Standard solutions were prepared by addition of known concentrations (1–100 μM) of each solute (PNP, PNP-G, PNP-S) and ETP (2.5 mM) to the eluent. Calibration curves were constructed based on the ratio of integrated peak areas of the solutes and that of the internal standard. For each solute a linear relationship was found in the 2.5–100 μM concentration range.

Precision of method

Five replicate injections were made of the standard solutions. The relative standard deviation (RSD) of retention times and peak areas was calculated to assess intra-day precision. The same refrigerated (4 °C) solutions were used to prepare the standard curve for five consecutive days and the RSD values calculated to assess inter-day assay variations.

Animal experiments

Hyperglycemia was induced in male Wistar rats (weighting 220–250 g) by i.v. administration of STZ in a dose of 65 mg/kg. After 1 week of the STZ treatment animals were anaesthetized with urethane (1.2 g/kg, i.p.). One group of the animals was treated with rapid-acting insulin (Actrapid) (1 IU/kg, i.m.) just before the anesthesia. A second group of the animals was treated with intermediate-acting insulin (Humulin N) (2 ×15 IU, i.p.) every day for one week after the STZ treatment.

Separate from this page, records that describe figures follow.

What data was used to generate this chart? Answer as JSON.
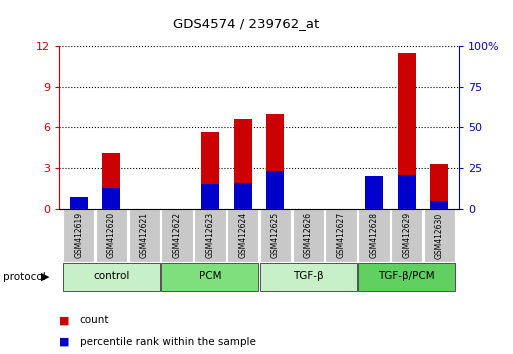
{
  "title": "GDS4574 / 239762_at",
  "samples": [
    "GSM412619",
    "GSM412620",
    "GSM412621",
    "GSM412622",
    "GSM412623",
    "GSM412624",
    "GSM412625",
    "GSM412626",
    "GSM412627",
    "GSM412628",
    "GSM412629",
    "GSM412630"
  ],
  "count_values": [
    0.05,
    4.1,
    0.0,
    0.0,
    5.7,
    6.6,
    7.0,
    0.0,
    0.0,
    0.0,
    11.5,
    3.3
  ],
  "percentile_values": [
    7.0,
    13.0,
    0.0,
    0.0,
    15.0,
    16.0,
    23.0,
    0.0,
    0.0,
    20.0,
    21.0,
    5.0
  ],
  "groups": [
    {
      "label": "control",
      "start": 0,
      "end": 3,
      "color": "#c8f0c8"
    },
    {
      "label": "PCM",
      "start": 3,
      "end": 6,
      "color": "#7de07d"
    },
    {
      "label": "TGF-β",
      "start": 6,
      "end": 9,
      "color": "#c8f0c8"
    },
    {
      "label": "TGF-β/PCM",
      "start": 9,
      "end": 12,
      "color": "#60d060"
    }
  ],
  "bar_color": "#cc0000",
  "percentile_color": "#0000cc",
  "ylim_left": [
    0,
    12
  ],
  "yticks_left": [
    0,
    3,
    6,
    9,
    12
  ],
  "ylim_right": [
    0,
    100
  ],
  "yticks_right": [
    0,
    25,
    50,
    75,
    100
  ],
  "left_axis_color": "#cc0000",
  "right_axis_color": "#0000cc",
  "bar_width": 0.55,
  "protocol_label": "protocol",
  "background_color": "#ffffff",
  "sample_bg_color": "#c8c8c8"
}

The jejunal loop and the bile duct of the anaesthetized rats were cannulated and the lumen of the small intestine was perfused with isotonic medium containing 500 μM PNP at a rate of 13 mL/min in recirculation mode. Samples (250 μL each) were obtained from the perfusion medium coming out from the jejunal loop. Bile was collected in 15 min periods into Eppendorf tubes placed in ice. The rate of the bile flow changed between 37.6±9.95 to 103.1±11.5 (μl/kg/min). The collected samples were stored in refrigerator (−20 °C) until analysis.

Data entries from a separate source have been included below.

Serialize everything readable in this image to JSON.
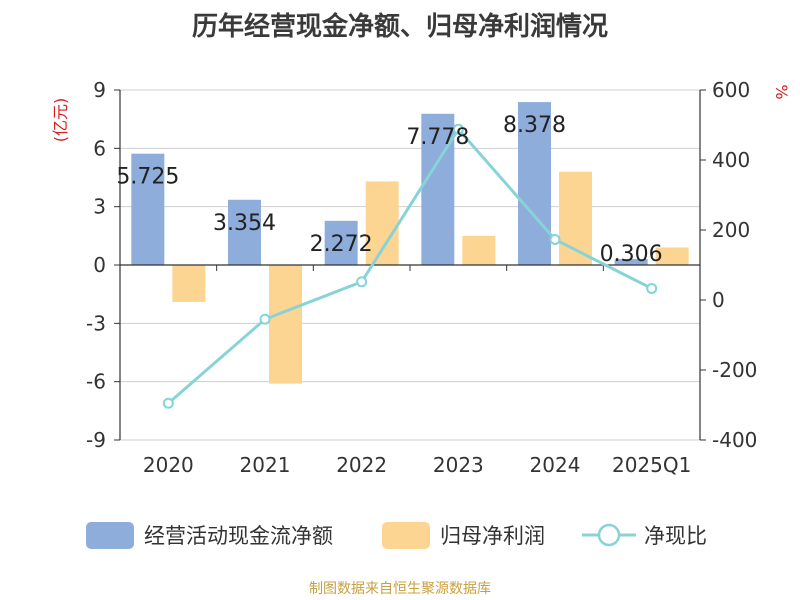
{
  "chart_data": {
    "type": "bar",
    "title": "历年经营现金净额、归母净利润情况",
    "categories": [
      "2020",
      "2021",
      "2022",
      "2023",
      "2024",
      "2025Q1"
    ],
    "series": [
      {
        "name": "经营活动现金流净额",
        "type": "bar",
        "axis": "left",
        "color": "#8eaddb",
        "values": [
          5.725,
          3.354,
          2.272,
          7.778,
          8.378,
          0.306
        ],
        "labels": [
          "5.725",
          "3.354",
          "2.272",
          "7.778",
          "8.378",
          "0.306"
        ]
      },
      {
        "name": "归母净利润",
        "type": "bar",
        "axis": "left",
        "color": "#fdd592",
        "values": [
          -1.9,
          -6.1,
          4.3,
          1.5,
          4.8,
          0.9
        ]
      },
      {
        "name": "净现比",
        "type": "line",
        "axis": "right",
        "color": "#87d3d7",
        "values": [
          -295,
          -55,
          52,
          488,
          173,
          33
        ]
      }
    ],
    "y_left": {
      "label": "(亿元)",
      "ylim": [
        -9,
        9
      ],
      "ticks": [
        9,
        6,
        3,
        0,
        -3,
        -6,
        -9
      ],
      "tick_labels": [
        "9",
        "6",
        "3",
        "0",
        "-3",
        "-6",
        "-9"
      ]
    },
    "y_right": {
      "label": "%",
      "ylim": [
        -400,
        600
      ],
      "ticks": [
        600,
        400,
        200,
        0,
        -200,
        -400
      ],
      "tick_labels": [
        "600",
        "400",
        "200",
        "0",
        "-200",
        "-400"
      ]
    },
    "grid": true,
    "legend_position": "bottom"
  },
  "source": "制图数据来自恒生聚源数据库"
}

All procedures were carried out on animals according to the Hungarian Animals Act (Scientific Procedures, 1998), and the study was approved by the Ethics Committee on Animal Research of the University of Pécs.

Sample preparation

Before analysis, temperature of the samples was allowed to rise to ambient temperature, and the perfusates were vortexed for 10 s and centrifuged at 3000 g for 10 min. After 10 s vortexing, 50 μl aliquot of each bile sample was taken and mixed with 200 μl of 3.125 mM methanolic ETP solution. The samples were vortex-mixed for 20 s and then centrifuged at 10000 g for 10 min to sediment the precipitated protein. Each measurement represents the average of eight independent experiments.